Lorsqu’on regarde ce qui a été écrit à propos de vous, on lit des phrases du genre “Ce sont autant de foutaises que ce que Trump dit en parlant des Kurdes et des Turcs qui seraient des ennemis naturels”, ou d’autres, utilisées particulièrement par ceux qui se qualifient de socialistes de gauche. “Aslı Erdoğan parle ainsi pour courtiser les Kurdes”, “elle court après la célébrité, en calomniant son pays”, et encore, j’en passe… Comment avez-vous accueilli tout cela ?

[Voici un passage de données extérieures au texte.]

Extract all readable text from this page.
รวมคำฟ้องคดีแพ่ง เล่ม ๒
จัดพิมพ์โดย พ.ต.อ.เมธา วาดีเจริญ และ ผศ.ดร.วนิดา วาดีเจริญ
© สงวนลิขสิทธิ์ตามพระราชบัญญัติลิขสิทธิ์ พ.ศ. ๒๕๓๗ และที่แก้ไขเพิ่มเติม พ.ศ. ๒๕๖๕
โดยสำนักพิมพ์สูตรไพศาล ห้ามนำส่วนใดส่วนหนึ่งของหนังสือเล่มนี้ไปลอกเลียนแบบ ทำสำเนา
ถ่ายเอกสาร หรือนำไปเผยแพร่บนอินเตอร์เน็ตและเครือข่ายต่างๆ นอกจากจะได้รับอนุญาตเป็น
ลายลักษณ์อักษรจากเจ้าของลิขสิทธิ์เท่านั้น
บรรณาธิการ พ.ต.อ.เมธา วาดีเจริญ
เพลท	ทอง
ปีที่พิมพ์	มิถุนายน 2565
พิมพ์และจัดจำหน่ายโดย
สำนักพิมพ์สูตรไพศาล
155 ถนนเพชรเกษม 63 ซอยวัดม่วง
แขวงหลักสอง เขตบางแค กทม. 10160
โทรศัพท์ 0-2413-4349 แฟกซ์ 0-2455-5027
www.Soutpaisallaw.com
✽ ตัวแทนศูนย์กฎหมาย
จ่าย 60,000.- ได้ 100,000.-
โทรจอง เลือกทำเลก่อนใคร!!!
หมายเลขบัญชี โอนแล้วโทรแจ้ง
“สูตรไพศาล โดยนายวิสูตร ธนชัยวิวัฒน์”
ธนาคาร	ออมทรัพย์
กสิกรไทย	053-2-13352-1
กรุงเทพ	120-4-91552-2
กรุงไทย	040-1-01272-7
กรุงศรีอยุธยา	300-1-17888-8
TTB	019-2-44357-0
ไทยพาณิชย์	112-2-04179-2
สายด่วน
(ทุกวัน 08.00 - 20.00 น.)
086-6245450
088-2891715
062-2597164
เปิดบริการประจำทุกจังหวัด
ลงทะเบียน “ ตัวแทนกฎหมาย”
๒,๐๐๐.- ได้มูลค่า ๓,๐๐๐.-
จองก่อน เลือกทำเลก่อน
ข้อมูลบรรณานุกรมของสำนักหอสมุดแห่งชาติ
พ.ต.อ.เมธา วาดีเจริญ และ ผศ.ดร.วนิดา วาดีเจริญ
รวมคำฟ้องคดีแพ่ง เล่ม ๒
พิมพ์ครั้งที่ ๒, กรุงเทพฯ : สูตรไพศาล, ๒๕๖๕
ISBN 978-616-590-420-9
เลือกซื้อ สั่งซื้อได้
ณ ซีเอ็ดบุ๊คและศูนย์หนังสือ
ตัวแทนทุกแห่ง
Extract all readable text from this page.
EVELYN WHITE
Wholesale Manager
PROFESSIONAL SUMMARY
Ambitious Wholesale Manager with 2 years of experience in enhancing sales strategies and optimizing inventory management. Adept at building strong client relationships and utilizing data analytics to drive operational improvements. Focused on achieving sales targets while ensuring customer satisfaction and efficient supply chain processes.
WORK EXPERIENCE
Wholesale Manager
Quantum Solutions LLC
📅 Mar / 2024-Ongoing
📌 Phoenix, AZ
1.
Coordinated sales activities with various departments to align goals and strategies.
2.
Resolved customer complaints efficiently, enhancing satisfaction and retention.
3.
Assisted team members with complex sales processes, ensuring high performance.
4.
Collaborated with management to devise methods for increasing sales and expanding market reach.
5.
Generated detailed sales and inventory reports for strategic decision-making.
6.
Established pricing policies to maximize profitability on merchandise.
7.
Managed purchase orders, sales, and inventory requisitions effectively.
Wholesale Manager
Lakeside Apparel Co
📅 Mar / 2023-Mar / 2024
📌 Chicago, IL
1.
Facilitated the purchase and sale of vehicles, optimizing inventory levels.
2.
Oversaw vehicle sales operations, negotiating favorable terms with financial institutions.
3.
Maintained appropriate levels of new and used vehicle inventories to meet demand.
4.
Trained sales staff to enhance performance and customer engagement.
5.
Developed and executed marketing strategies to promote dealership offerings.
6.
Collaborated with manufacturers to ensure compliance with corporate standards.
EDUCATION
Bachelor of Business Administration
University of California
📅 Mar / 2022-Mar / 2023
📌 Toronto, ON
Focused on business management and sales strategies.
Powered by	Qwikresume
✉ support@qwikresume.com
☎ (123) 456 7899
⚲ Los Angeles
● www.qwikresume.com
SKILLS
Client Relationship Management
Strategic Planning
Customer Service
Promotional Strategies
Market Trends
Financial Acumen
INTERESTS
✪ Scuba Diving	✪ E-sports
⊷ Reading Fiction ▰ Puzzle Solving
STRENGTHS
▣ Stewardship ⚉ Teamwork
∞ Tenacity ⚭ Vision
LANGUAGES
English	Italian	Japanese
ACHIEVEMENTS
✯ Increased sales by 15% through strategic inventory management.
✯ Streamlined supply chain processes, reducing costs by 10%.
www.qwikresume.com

Si un propos si nationaliste est enraciné chez les socialistes de gauche en Turquie, dommage pour le socialisme… Il se trouve qu’on avait en commun des notions telles l’universalisme, être du côté de celles et ceux qui sont oppriméEs ! Je n’ai pas pu comprendre dans quelle mesure la Révolution du Rojava a été discutée, prise au sérieux, soutenue. Moi, j’ai appris tout ce que j’ai appris sur le Rojava, des conférences qui se sont déroulées en Pologne par exemple. Critiquer la Turquie n’apporte pas de gain, comme ils le pensent. Quant à l’allégation que j’aurais tiré des bénéfices des Kurdes, dites-le moi vous. Jusqu’à ce jour, je suis même jugée pour la perpétuité, pour mes écrits, ai-je gagné un centime ? Moi, j’essaye de défendre les droits humains et cela m’a causé plus de soucis que ce que je ne pouvais imaginer. J’ai été incarcérée, j’y ai perdu ma santé. Je suis jugée pour la perpétuité, je vis en exil, mes livres ont été chassés des bibliothèques, avec quelle audace pourriez-vous exprimer que j’en tire des bénéfices ? Un peu de respect, un peu de conscience, s’il vous plait.
Le monde de l’édition en vérité possède une structure bien plus conservatrice et en défense du statu quo que l’on ne le pense. La défense des droits humains, l’opposition, la critique du système, coupent le chemin de nombreux auteurs, surtout si vous êtes une autrice… Cela a toujours bloqué mon chemin. Même lorsque j’ai reçu les prix de Simone de Beauvoir et Vaclav Havel, il n’y a pas eu d’informations conséquentes dans les médias mainstream. Pourquoi ne peuvent-ils pas accepter cette réalité que je suis sincèrement et consciencieusement contre la persécution ? Pourquoi pensent-ils que je fais cela absolument par opportunisme ? Pour quelle opportunité, ou pour quel pouvoir font-ils eux-mêmes de l’opposition ? Eux, sont convaincus et idéalistes. Comment peuvent-ils être si sûrs que je ne suis pas autant idéaliste qu’eux ? Je peux passer, en disant “L’humain pense l’autre à son image”.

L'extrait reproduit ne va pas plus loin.